The goal of this paper is to present what social representations of vaccination – the system of values, ideas, metaphors, beliefs, and practices linked to those phenomena (Moscovici, 1984; Moscovici, 2000) – exist in family networks of older persons who make different decisions regarding voluntary influenza vaccination. An additional objective is to explore the relation between – on the one hand – different attitudes towards the phenomenon of vaccination and – on the other hand – the biographical health experiences and family patterns influencing health behaviours and practices.
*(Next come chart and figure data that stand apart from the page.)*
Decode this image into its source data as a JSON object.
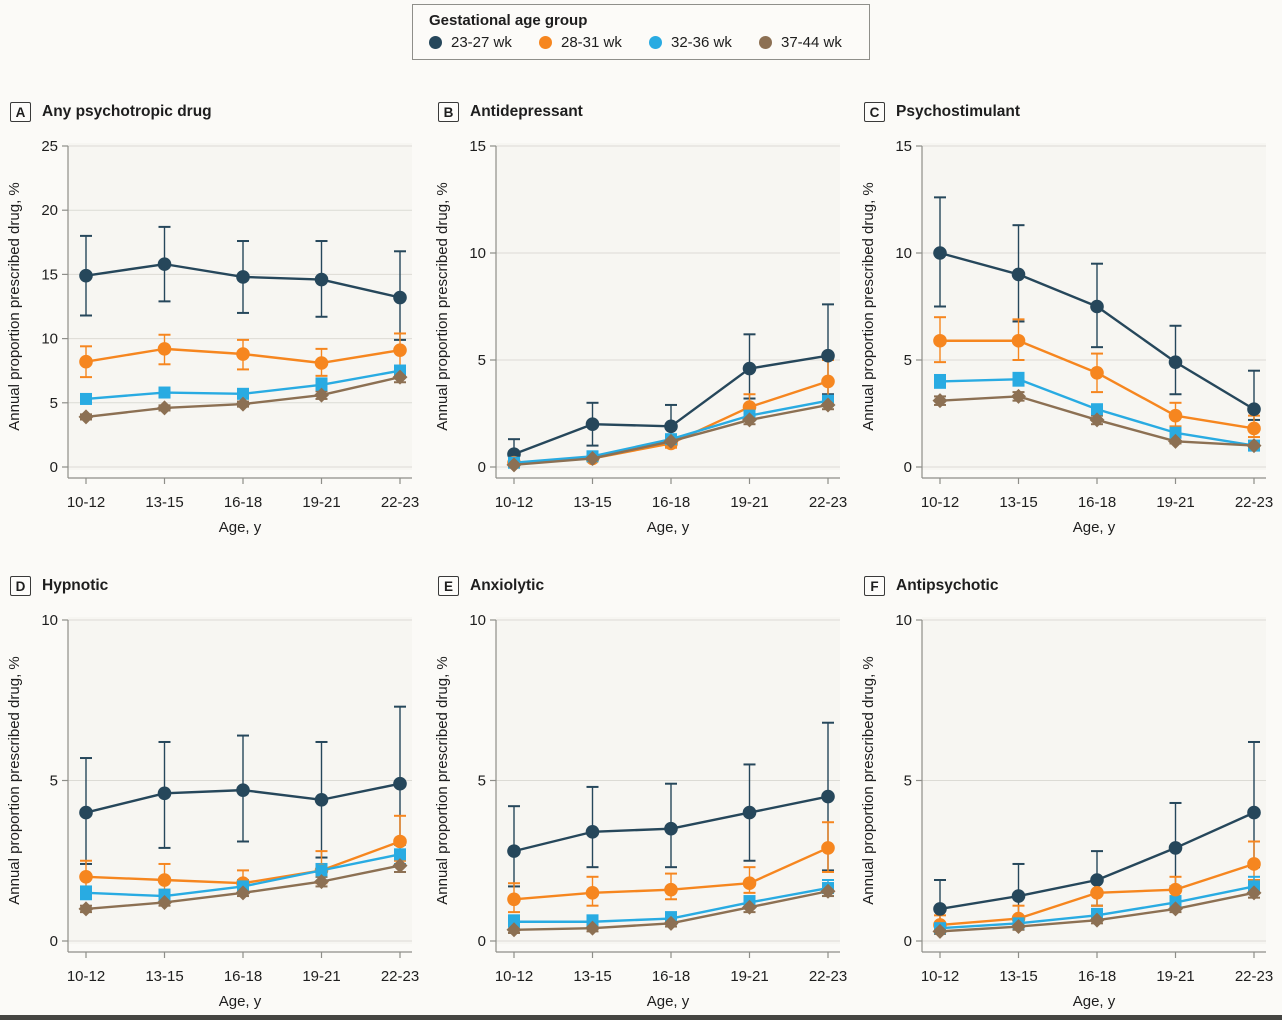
{
  "legend": {
    "title": "Gestational age group",
    "items": [
      {
        "label": "23-27 wk",
        "color": "#26475b"
      },
      {
        "label": "28-31 wk",
        "color": "#f6861f"
      },
      {
        "label": "32-36 wk",
        "color": "#29abe2"
      },
      {
        "label": "37-44 wk",
        "color": "#8c7053"
      }
    ]
  },
  "axes": {
    "xlabel": "Age, y",
    "ylabel": "Annual proportion prescribed drug, %"
  },
  "style_colors": {
    "grid": "#dcdbd5",
    "axis": "#8e8e89",
    "plot_bg": "#f7f6f2"
  },
  "chart_data": [
    {
      "type": "line",
      "panel": "A",
      "title": "Any psychotropic drug",
      "xlabel": "Age, y",
      "ylabel": "Annual proportion prescribed drug, %",
      "categories": [
        "10-12",
        "13-15",
        "16-18",
        "19-21",
        "22-23"
      ],
      "ylim": [
        0,
        25
      ],
      "yticks": [
        0,
        5,
        10,
        15,
        20,
        25
      ],
      "grid": true,
      "series": [
        {
          "name": "23-27 wk",
          "marker": "circle",
          "values": [
            14.9,
            15.8,
            14.8,
            14.6,
            13.2
          ],
          "ci_low": [
            11.8,
            12.9,
            12.0,
            11.7,
            9.9
          ],
          "ci_high": [
            18.0,
            18.7,
            17.6,
            17.6,
            16.8
          ]
        },
        {
          "name": "28-31 wk",
          "marker": "circle",
          "values": [
            8.2,
            9.2,
            8.8,
            8.1,
            9.1
          ],
          "ci_low": [
            7.0,
            8.0,
            7.6,
            7.1,
            7.8
          ],
          "ci_high": [
            9.4,
            10.3,
            9.9,
            9.2,
            10.4
          ]
        },
        {
          "name": "32-36 wk",
          "marker": "square",
          "values": [
            5.3,
            5.8,
            5.7,
            6.4,
            7.5
          ],
          "ci_low": [
            5.0,
            5.5,
            5.4,
            6.0,
            7.1
          ],
          "ci_high": [
            5.6,
            6.1,
            6.0,
            6.9,
            7.9
          ]
        },
        {
          "name": "37-44 wk",
          "marker": "diamond",
          "values": [
            3.9,
            4.6,
            4.9,
            5.6,
            7.0
          ],
          "ci_low": [
            3.7,
            4.4,
            4.7,
            5.3,
            6.6
          ],
          "ci_high": [
            4.1,
            4.8,
            5.1,
            5.9,
            7.4
          ]
        }
      ]
    },
    {
      "type": "line",
      "panel": "B",
      "title": "Antidepressant",
      "xlabel": "Age, y",
      "ylabel": "Annual proportion prescribed drug, %",
      "categories": [
        "10-12",
        "13-15",
        "16-18",
        "19-21",
        "22-23"
      ],
      "ylim": [
        0,
        15
      ],
      "yticks": [
        0,
        5,
        10,
        15
      ],
      "grid": true,
      "series": [
        {
          "name": "23-27 wk",
          "marker": "circle",
          "values": [
            0.6,
            2.0,
            1.9,
            4.6,
            5.2
          ],
          "ci_low": [
            0.2,
            1.0,
            1.4,
            3.2,
            3.4
          ],
          "ci_high": [
            1.3,
            3.0,
            2.9,
            6.2,
            7.6
          ]
        },
        {
          "name": "28-31 wk",
          "marker": "circle",
          "values": [
            0.2,
            0.4,
            1.1,
            2.8,
            4.0
          ],
          "ci_low": [
            0.1,
            0.3,
            0.9,
            2.3,
            3.2
          ],
          "ci_high": [
            0.4,
            0.6,
            1.4,
            3.4,
            5.0
          ]
        },
        {
          "name": "32-36 wk",
          "marker": "square",
          "values": [
            0.2,
            0.5,
            1.3,
            2.4,
            3.1
          ],
          "ci_low": [
            0.1,
            0.4,
            1.1,
            2.2,
            2.9
          ],
          "ci_high": [
            0.3,
            0.6,
            1.5,
            2.6,
            3.3
          ]
        },
        {
          "name": "37-44 wk",
          "marker": "diamond",
          "values": [
            0.1,
            0.4,
            1.2,
            2.2,
            2.9
          ],
          "ci_low": [
            0.05,
            0.3,
            1.0,
            2.0,
            2.7
          ],
          "ci_high": [
            0.2,
            0.5,
            1.3,
            2.4,
            3.1
          ]
        }
      ]
    },
    {
      "type": "line",
      "panel": "C",
      "title": "Psychostimulant",
      "xlabel": "Age, y",
      "ylabel": "Annual proportion prescribed drug, %",
      "categories": [
        "10-12",
        "13-15",
        "16-18",
        "19-21",
        "22-23"
      ],
      "ylim": [
        0,
        15
      ],
      "yticks": [
        0,
        5,
        10,
        15
      ],
      "grid": true,
      "series": [
        {
          "name": "23-27 wk",
          "marker": "circle",
          "values": [
            10.0,
            9.0,
            7.5,
            4.9,
            2.7
          ],
          "ci_low": [
            7.5,
            6.8,
            5.6,
            3.4,
            2.2
          ],
          "ci_high": [
            12.6,
            11.3,
            9.5,
            6.6,
            4.5
          ]
        },
        {
          "name": "28-31 wk",
          "marker": "circle",
          "values": [
            5.9,
            5.9,
            4.4,
            2.4,
            1.8
          ],
          "ci_low": [
            4.9,
            5.0,
            3.5,
            1.9,
            1.4
          ],
          "ci_high": [
            7.0,
            6.9,
            5.3,
            3.0,
            2.4
          ]
        },
        {
          "name": "32-36 wk",
          "marker": "square",
          "values": [
            4.0,
            4.1,
            2.7,
            1.6,
            1.0
          ],
          "ci_low": [
            3.7,
            3.8,
            2.5,
            1.4,
            0.9
          ],
          "ci_high": [
            4.3,
            4.4,
            2.9,
            1.8,
            1.2
          ]
        },
        {
          "name": "37-44 wk",
          "marker": "diamond",
          "values": [
            3.1,
            3.3,
            2.2,
            1.2,
            1.0
          ],
          "ci_low": [
            2.9,
            3.1,
            2.0,
            1.1,
            0.9
          ],
          "ci_high": [
            3.3,
            3.5,
            2.4,
            1.4,
            1.2
          ]
        }
      ]
    },
    {
      "type": "line",
      "panel": "D",
      "title": "Hypnotic",
      "xlabel": "Age, y",
      "ylabel": "Annual proportion prescribed drug, %",
      "categories": [
        "10-12",
        "13-15",
        "16-18",
        "19-21",
        "22-23"
      ],
      "ylim": [
        0,
        10
      ],
      "yticks": [
        0,
        5,
        10
      ],
      "grid": true,
      "series": [
        {
          "name": "23-27 wk",
          "marker": "circle",
          "values": [
            4.0,
            4.6,
            4.7,
            4.4,
            4.9
          ],
          "ci_low": [
            2.4,
            2.9,
            3.1,
            2.6,
            3.0
          ],
          "ci_high": [
            5.7,
            6.2,
            6.4,
            6.2,
            7.3
          ]
        },
        {
          "name": "28-31 wk",
          "marker": "circle",
          "values": [
            2.0,
            1.9,
            1.8,
            2.2,
            3.1
          ],
          "ci_low": [
            1.6,
            1.6,
            1.5,
            1.8,
            2.5
          ],
          "ci_high": [
            2.5,
            2.4,
            2.2,
            2.8,
            3.9
          ]
        },
        {
          "name": "32-36 wk",
          "marker": "square",
          "values": [
            1.5,
            1.4,
            1.7,
            2.2,
            2.7
          ],
          "ci_low": [
            1.3,
            1.2,
            1.5,
            2.0,
            2.4
          ],
          "ci_high": [
            1.7,
            1.6,
            1.9,
            2.4,
            3.0
          ]
        },
        {
          "name": "37-44 wk",
          "marker": "diamond",
          "values": [
            1.0,
            1.2,
            1.5,
            1.85,
            2.35
          ],
          "ci_low": [
            0.9,
            1.1,
            1.4,
            1.7,
            2.15
          ],
          "ci_high": [
            1.1,
            1.3,
            1.6,
            2.0,
            2.55
          ]
        }
      ]
    },
    {
      "type": "line",
      "panel": "E",
      "title": "Anxiolytic",
      "xlabel": "Age, y",
      "ylabel": "Annual proportion prescribed drug, %",
      "categories": [
        "10-12",
        "13-15",
        "16-18",
        "19-21",
        "22-23"
      ],
      "ylim": [
        0,
        10
      ],
      "yticks": [
        0,
        5,
        10
      ],
      "grid": true,
      "series": [
        {
          "name": "23-27 wk",
          "marker": "circle",
          "values": [
            2.8,
            3.4,
            3.5,
            4.0,
            4.5
          ],
          "ci_low": [
            1.7,
            2.3,
            2.3,
            2.5,
            2.2
          ],
          "ci_high": [
            4.2,
            4.8,
            4.9,
            5.5,
            6.8
          ]
        },
        {
          "name": "28-31 wk",
          "marker": "circle",
          "values": [
            1.3,
            1.5,
            1.6,
            1.8,
            2.9
          ],
          "ci_low": [
            0.9,
            1.1,
            1.3,
            1.5,
            2.15
          ],
          "ci_high": [
            1.8,
            2.0,
            2.1,
            2.3,
            3.7
          ]
        },
        {
          "name": "32-36 wk",
          "marker": "square",
          "values": [
            0.6,
            0.6,
            0.7,
            1.2,
            1.65
          ],
          "ci_low": [
            0.5,
            0.5,
            0.6,
            1.05,
            1.5
          ],
          "ci_high": [
            0.8,
            0.8,
            0.9,
            1.4,
            1.9
          ]
        },
        {
          "name": "37-44 wk",
          "marker": "diamond",
          "values": [
            0.35,
            0.4,
            0.55,
            1.05,
            1.55
          ],
          "ci_low": [
            0.25,
            0.3,
            0.45,
            0.9,
            1.4
          ],
          "ci_high": [
            0.45,
            0.5,
            0.65,
            1.2,
            1.7
          ]
        }
      ]
    },
    {
      "type": "line",
      "panel": "F",
      "title": "Antipsychotic",
      "xlabel": "Age, y",
      "ylabel": "Annual proportion prescribed drug, %",
      "categories": [
        "10-12",
        "13-15",
        "16-18",
        "19-21",
        "22-23"
      ],
      "ylim": [
        0,
        10
      ],
      "yticks": [
        0,
        5,
        10
      ],
      "grid": true,
      "series": [
        {
          "name": "23-27 wk",
          "marker": "circle",
          "values": [
            1.0,
            1.4,
            1.9,
            2.9,
            4.0
          ],
          "ci_low": [
            0.5,
            0.7,
            1.1,
            1.7,
            2.3
          ],
          "ci_high": [
            1.9,
            2.4,
            2.8,
            4.3,
            6.2
          ]
        },
        {
          "name": "28-31 wk",
          "marker": "circle",
          "values": [
            0.5,
            0.7,
            1.5,
            1.6,
            2.4
          ],
          "ci_low": [
            0.3,
            0.5,
            1.1,
            1.2,
            1.9
          ],
          "ci_high": [
            0.8,
            1.1,
            1.9,
            2.0,
            3.1
          ]
        },
        {
          "name": "32-36 wk",
          "marker": "square",
          "values": [
            0.4,
            0.55,
            0.8,
            1.2,
            1.7
          ],
          "ci_low": [
            0.3,
            0.45,
            0.65,
            1.05,
            1.5
          ],
          "ci_high": [
            0.5,
            0.7,
            1.0,
            1.4,
            2.0
          ]
        },
        {
          "name": "37-44 wk",
          "marker": "diamond",
          "values": [
            0.3,
            0.45,
            0.65,
            1.0,
            1.5
          ],
          "ci_low": [
            0.22,
            0.35,
            0.55,
            0.9,
            1.35
          ],
          "ci_high": [
            0.4,
            0.55,
            0.8,
            1.15,
            1.7
          ]
        }
      ]
    }
  ]
}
Ongoing study involves three generations within one family network – retired older residents of Cracow, their children and grandchildren or their parents and children. The mixed method approach involves first the use of quantitative method, and individual interviews in the second step. The analysis of the survey data first will use the free association method (Doise, Clemence, Lorenzi-Cioldi, 1993) based on the open-ended question about associations with vaccinations as well as influenza and health. Then the associations’ profiles for the two types of families – with older people who have received influenza vaccination in the last 3 years and with those who did not – will be presented with the results obtained from use of three scales for measuring attitudes towards vaccination (Betsch et al. 2018; Martin, Petrie 2017; Szczerbińska et al. 2017) and data regarding vaccination experiences.

Preliminary results of quantitative data show important discrepancies between groups of older people making various decisions about influenza vaccination under control of some socio-demographic variables. The respondents significantly differ in confidence, complacency, and collective responsibility in relation to vaccination. Non-vaccinators also have more complex and contradictory associations with vaccinations, as opposed to a coherent picture among those who get vaccinated perceiving vaccine as a health care tool.

It seems particularly valuable that the combination of the above-mentioned elements allows development of recommendations for data-based behavioural interventions. As noted by Rachel Davis and others in order to maximise the potential efficacy of interventions, it is necessary to understand behaviour and behaviour change (Davis et al. 2015). This research comes further and tries to include the theoretical understanding of what can underlie the health-related behaviours (in this example on vaccination) – the social perception of the phenomenon to which health-related behaviours are linked.